Column: A win for students and triumph for bipartisanship

For the Valley News
Published: 7/31/2020 9:43:09 AM
Modified: 7/31/2020 9:43:06 AM

A campus sexual assault prevention bill, written in part by college students and championed by a Democratic New Hampshire House and Senate, was recently signed into law by Republican Gov. Chris Sununu as a part of a omnibus legislative package (HB 705). Amidst all the chaos of COVID-19 and the bitterness of national politics, this is a victory for transparency, a victory for student activism, and a victory for survivors of sexual assault and harassment, all without (practically) any mudslinging from either side of the aisle.

Back in February, I personally testified for the sexual assault prevention bill, (known as SB 679) before the Senate Judiciary Committee on behalf of the Every Voice Coalition, a student-run advocacy group against campus sexual assault. The coalition is the bill’s primary author, as it was written in large part by students themselves.

The bill outlines clear policy requirements for colleges, including improved transparency, confidential counseling, evidence-based training, coordination with law enforcement, and a memorandum of understanding with local rape crisis centers and health centers.

The most remarkable thing I remember about testifying for the bill was the total lack of opposition. I remember the bill’s lead sponsor and chair of the Judiciary Committee, Sen. Martha Hennessey, D-Hanover, remarking to me that the bill had the smoothest hearing she’s ever seen in her time in the Senate. The governor of New Hampshire himself wrote a letter of support for the bill that was introduced as testimony in the hearing. The bill sailed through the Senate, 24-0. But, as COVID-19 disrupted the legislative process, the bill seemed like it might not even be introduced to the House.

Fortunately, the bill made its way into HB 705, the omnibus package that included several other bills aimed at tackling sexual assault, some that generated more opposition than ours.

We didn’t know if the bill would pass, so we organized phone banks and social media campaigns to push it through. I remember sitting at my desk, looking at a spreadsheet of phone numbers of state politicians, getting voicemail after voicemail. But it worked. The bill got through to the governor’s desk and, after we organized another hundred or so calls to Gov. Sununu’s office, it was signed into law.

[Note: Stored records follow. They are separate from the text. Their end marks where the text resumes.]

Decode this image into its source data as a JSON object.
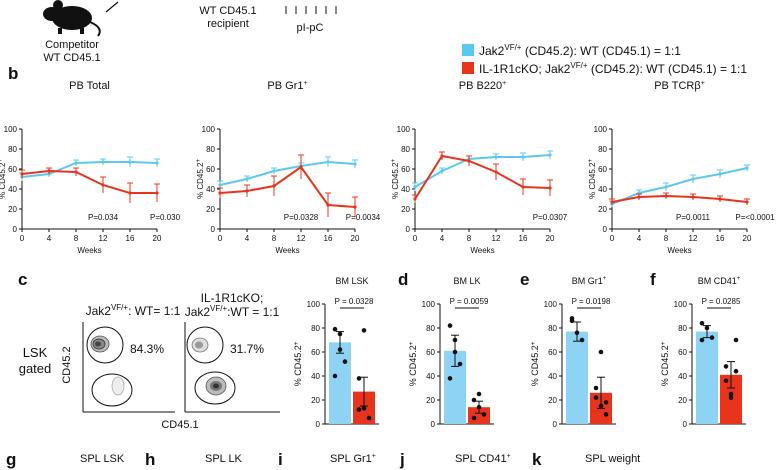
{
  "header": {
    "competitor_label": [
      "Competitor",
      "WT CD45.1"
    ],
    "recipient_label": [
      "WT CD45.1",
      "recipient"
    ],
    "treatment_label": "pI-pC"
  },
  "panel_letters": {
    "b": "b",
    "c": "c",
    "d": "d",
    "e": "e",
    "f": "f",
    "g": "g",
    "h": "h",
    "i": "i",
    "j": "j",
    "k": "k"
  },
  "legend": [
    {
      "base": "Jak2",
      "sup": "VF/+",
      "rest": " (CD45.2): WT (CD45.1) = 1:1",
      "color": "#5bc8f0"
    },
    {
      "base": "IL-1R1cKO; Jak2",
      "sup": "VF/+",
      "rest": " (CD45.2): WT (CD45.1) = 1:1",
      "color": "#e8341c"
    }
  ],
  "colors": {
    "blue": "#5bc8f0",
    "red": "#e8341c",
    "blue_bar": "#8fd3f4",
    "red_bar": "#e8341c"
  },
  "chart_data": [
    {
      "type": "line",
      "panel": "b",
      "title": "PB Total",
      "title_sup": "",
      "ylabel": "% CD45.2",
      "ylabel_sup": "+",
      "xlabel": "Weeks",
      "x": [
        0,
        4,
        8,
        12,
        16,
        20
      ],
      "xlim": [
        0,
        20
      ],
      "ylim": [
        0,
        100
      ],
      "yticks": [
        0,
        20,
        40,
        60,
        80,
        100
      ],
      "series": [
        {
          "values": [
            52,
            55,
            66,
            67,
            67,
            66
          ],
          "err": [
            4,
            3,
            3,
            3,
            5,
            4
          ],
          "color": "blue"
        },
        {
          "values": [
            55,
            58,
            57,
            44,
            36,
            36
          ],
          "err": [
            4,
            3,
            4,
            8,
            10,
            9
          ],
          "color": "red"
        }
      ],
      "pvalues": [
        "P=0.034",
        "P=0.030"
      ]
    },
    {
      "type": "line",
      "panel": "b",
      "title": "PB Gr1",
      "title_sup": "+",
      "ylabel": "% CD45.2",
      "ylabel_sup": "+",
      "xlabel": "Weeks",
      "x": [
        0,
        4,
        8,
        12,
        16,
        20
      ],
      "xlim": [
        0,
        20
      ],
      "ylim": [
        0,
        100
      ],
      "yticks": [
        0,
        20,
        40,
        60,
        80,
        100
      ],
      "series": [
        {
          "values": [
            44,
            50,
            58,
            63,
            67,
            65
          ],
          "err": [
            4,
            3,
            3,
            3,
            5,
            4
          ],
          "color": "blue"
        },
        {
          "values": [
            36,
            38,
            43,
            62,
            24,
            22
          ],
          "err": [
            5,
            6,
            10,
            12,
            12,
            10
          ],
          "color": "red"
        }
      ],
      "pvalues": [
        "P=0.0328",
        "P=0.0034"
      ]
    },
    {
      "type": "line",
      "panel": "b",
      "title": "PB B220",
      "title_sup": "+",
      "ylabel": "% CD45.2",
      "ylabel_sup": "+",
      "xlabel": "Weeks",
      "x": [
        0,
        4,
        8,
        12,
        16,
        20
      ],
      "xlim": [
        0,
        20
      ],
      "ylim": [
        0,
        100
      ],
      "yticks": [
        0,
        20,
        40,
        60,
        80,
        100
      ],
      "series": [
        {
          "values": [
            42,
            58,
            70,
            72,
            72,
            74
          ],
          "err": [
            4,
            3,
            3,
            3,
            4,
            4
          ],
          "color": "blue"
        },
        {
          "values": [
            30,
            73,
            68,
            57,
            42,
            41
          ],
          "err": [
            4,
            4,
            5,
            8,
            8,
            8
          ],
          "color": "red"
        }
      ],
      "pvalues": [
        "P=0.0307"
      ]
    },
    {
      "type": "line",
      "panel": "b",
      "title": "PB TCRβ",
      "title_sup": "+",
      "ylabel": "% CD45.2",
      "ylabel_sup": "+",
      "xlabel": "Weeks",
      "x": [
        0,
        4,
        8,
        12,
        16,
        20
      ],
      "xlim": [
        0,
        20
      ],
      "ylim": [
        0,
        100
      ],
      "yticks": [
        0,
        20,
        40,
        60,
        80,
        100
      ],
      "series": [
        {
          "values": [
            25,
            36,
            42,
            50,
            55,
            61
          ],
          "err": [
            3,
            3,
            4,
            4,
            4,
            3
          ],
          "color": "blue"
        },
        {
          "values": [
            27,
            32,
            33,
            32,
            30,
            27
          ],
          "err": [
            3,
            3,
            3,
            3,
            3,
            3
          ],
          "color": "red"
        }
      ],
      "pvalues": [
        "P=0.0011",
        "P=<0.0001"
      ]
    },
    {
      "type": "bar",
      "panel": "c",
      "title": "BM LSK",
      "title_sup": "",
      "ylabel": "% CD45.2",
      "ylabel_sup": "+",
      "ylim": [
        0,
        100
      ],
      "yticks": [
        0,
        20,
        40,
        60,
        80,
        100
      ],
      "values": [
        68,
        27
      ],
      "err": [
        9,
        12
      ],
      "points": [
        [
          79,
          62,
          52,
          40,
          75
        ],
        [
          38,
          13,
          5,
          12,
          78
        ]
      ],
      "pvalue": "P = 0.0328"
    },
    {
      "type": "bar",
      "panel": "d",
      "title": "BM LK",
      "title_sup": "",
      "ylabel": "% CD45.2",
      "ylabel_sup": "+",
      "ylim": [
        0,
        100
      ],
      "yticks": [
        0,
        20,
        40,
        60,
        80,
        100
      ],
      "values": [
        61,
        14
      ],
      "err": [
        13,
        5
      ],
      "points": [
        [
          82,
          70,
          50,
          38,
          60
        ],
        [
          20,
          14,
          8,
          5,
          25
        ]
      ],
      "pvalue": "P = 0.0059"
    },
    {
      "type": "bar",
      "panel": "e",
      "title": "BM Gr1",
      "title_sup": "+",
      "ylabel": "% CD45.2",
      "ylabel_sup": "+",
      "ylim": [
        0,
        100
      ],
      "yticks": [
        0,
        20,
        40,
        60,
        80,
        100
      ],
      "values": [
        77,
        26
      ],
      "err": [
        8,
        13
      ],
      "points": [
        [
          88,
          76,
          70,
          86
        ],
        [
          30,
          15,
          8,
          22,
          60,
          18
        ]
      ],
      "pvalue": "P = 0.0198"
    },
    {
      "type": "bar",
      "panel": "f",
      "title": "BM CD41",
      "title_sup": "+",
      "ylabel": "% CD45.2",
      "ylabel_sup": "+",
      "ylim": [
        0,
        100
      ],
      "yticks": [
        0,
        20,
        40,
        60,
        80,
        100
      ],
      "values": [
        77,
        41
      ],
      "err": [
        5,
        11
      ],
      "points": [
        [
          84,
          80,
          72,
          70
        ],
        [
          36,
          25,
          70,
          48,
          22,
          44
        ]
      ],
      "pvalue": "P = 0.0285"
    }
  ],
  "flow": {
    "label_left": "Jak2",
    "label_left_sup": "VF/+",
    "label_left_rest": ": WT= 1:1",
    "label_right_line1": "IL-1R1cKO;",
    "label_right_line2": "Jak2",
    "label_right_sup": "VF/+",
    "label_right_rest": ":WT = 1:1",
    "gate_text": [
      "LSK",
      "gated"
    ],
    "y_axis": "CD45.2",
    "x_axis": "CD45.1",
    "pct_left": "84.3%",
    "pct_right": "31.7%"
  },
  "bottom_titles": [
    {
      "letter": "g",
      "title": "SPL LSK",
      "sup": ""
    },
    {
      "letter": "h",
      "title": "SPL LK",
      "sup": ""
    },
    {
      "letter": "i",
      "title": "SPL Gr1",
      "sup": "+"
    },
    {
      "letter": "j",
      "title": "SPL CD41",
      "sup": "+"
    },
    {
      "letter": "k",
      "title": "SPL weight",
      "sup": ""
    }
  ]
}
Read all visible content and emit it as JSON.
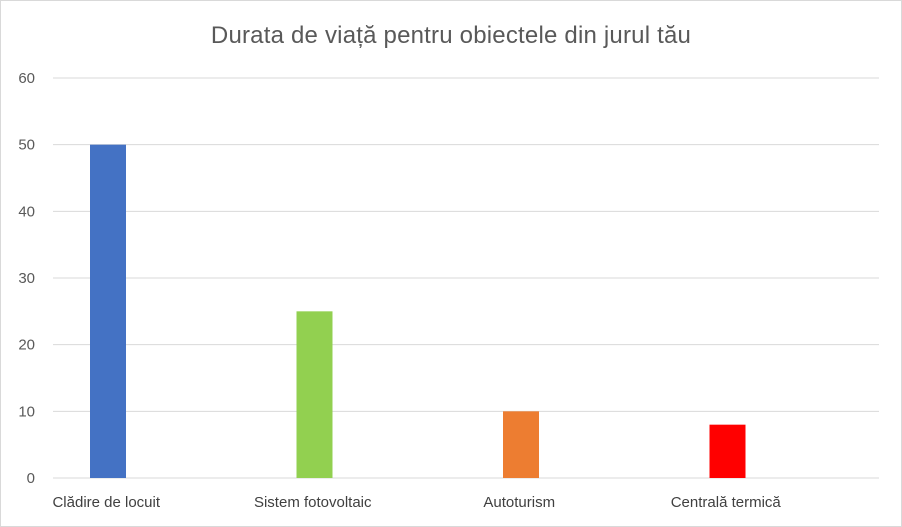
{
  "chart_data": {
    "type": "bar",
    "title": "Durata de viață pentru obiectele din jurul tău",
    "xlabel": "",
    "ylabel": "",
    "categories": [
      "Clădire de locuit",
      "Sistem fotovoltaic",
      "Autoturism",
      "Centrală termică"
    ],
    "values": [
      50,
      25,
      10,
      8
    ],
    "colors": [
      "#4472c4",
      "#92d050",
      "#ed7d31",
      "#ff0000"
    ],
    "ylim": [
      0,
      60
    ],
    "yticks": [
      0,
      10,
      20,
      30,
      40,
      50,
      60
    ],
    "grid": true,
    "legend": "none"
  }
}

The bill became law because of student organizing and bipartisanship. Common-sense bills like this should, and oftentimes do, pass with no opposition. They are extremely important, and should be covered just as much as any hotly contested legislation. Focusing on what the Legislature gets done, rather than what it fails to do, can be a powerful uniting force.

This bill will improve the lives of all students in New Hampshire. It’s a victory for everyone at a time when I think we can agree we all needed one.

David Millman is a Dartmouth sophomore and the New Hampshire co-chair of the Every Voice Coalition, a student-run advocacy group against campus sexual assault.